The Consumer Financial Protection Bureau announced that it would use its authority under the Dodd-Frank Act to prohibit the use of mandatory arbitration clauses in contracts, alleging that these clauses “deny customers their day in court.” The proposed regulation can be found here. The new rule, which effectively appends 377 pages of regulatory language to Dodd-Frank, is expected to take effect next year after a 90-day public comment period and drafting of the final rule.
The banning of mandatory arbitration clauses follows months of speculation and hints from the CFPB and others in the financial services industry. The CFPB has consistently suggested that requiring consumers to enter into arbitration effectively blocks the consumer’s ability to sue. Though lawsuits by individual consumers against banks or insurance companies are rare, the CFPB seems to be paving the way for more class-action lawsuits, in which hundreds or even thousands of individual claims are combined into one complaint. This fits the scenario of many CFPB enforcement actions where one entity is alleged to have harmed many plaintiffs with relatively small fees. Settlements, disgorgement or even punitive damages from a class-action suit can then be allotted among the many plaintiffs.
“Signing up for a credit card or opening a bank account can often mean signing away your right to take the company to court if things go wrong,” said CFPB Director Richard Cordray. “Many banks and financial companies avoid accountability by putting arbitration clauses in their contracts that block groups of their customers from suing them. Our proposal seeks comment on whether to ban this contract ‘gotcha’ that effectively denies groups of consumers the right to seek justice and relief for wrongdoing.”
The CFPB said mandatory arbitration clauses were included in “hundreds of millions of consumer contracts.” A 2015 agency study showed such clauses were used by 53 percent of credit-card issuers, 86 percent of the largest private student loan lenders, and 44 percent of banks taking insured deposits. The clauses also were included in 92 percent of prepaid card agreements and 99 percent of payday loan contracts in some states.

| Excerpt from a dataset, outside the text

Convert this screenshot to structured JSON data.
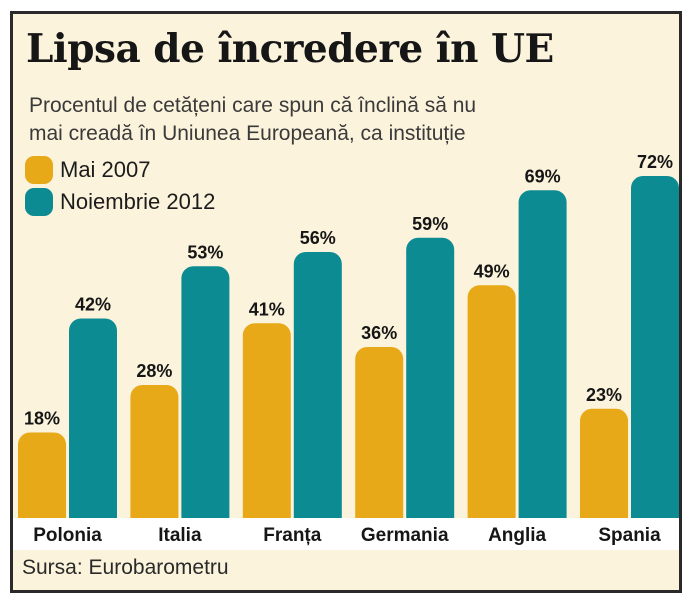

The proposed rule has drawn instant criticism from the financial services industry. In theory, arbitration is less complicated and less expensive than litigation, and therefore a boon to consumers. Many in the industry are claiming that the CFPB proposal fails to address the cost of businesses defending class action cases, costs which are ultimately passed down to the very consumers the CFPB is supposed to represent.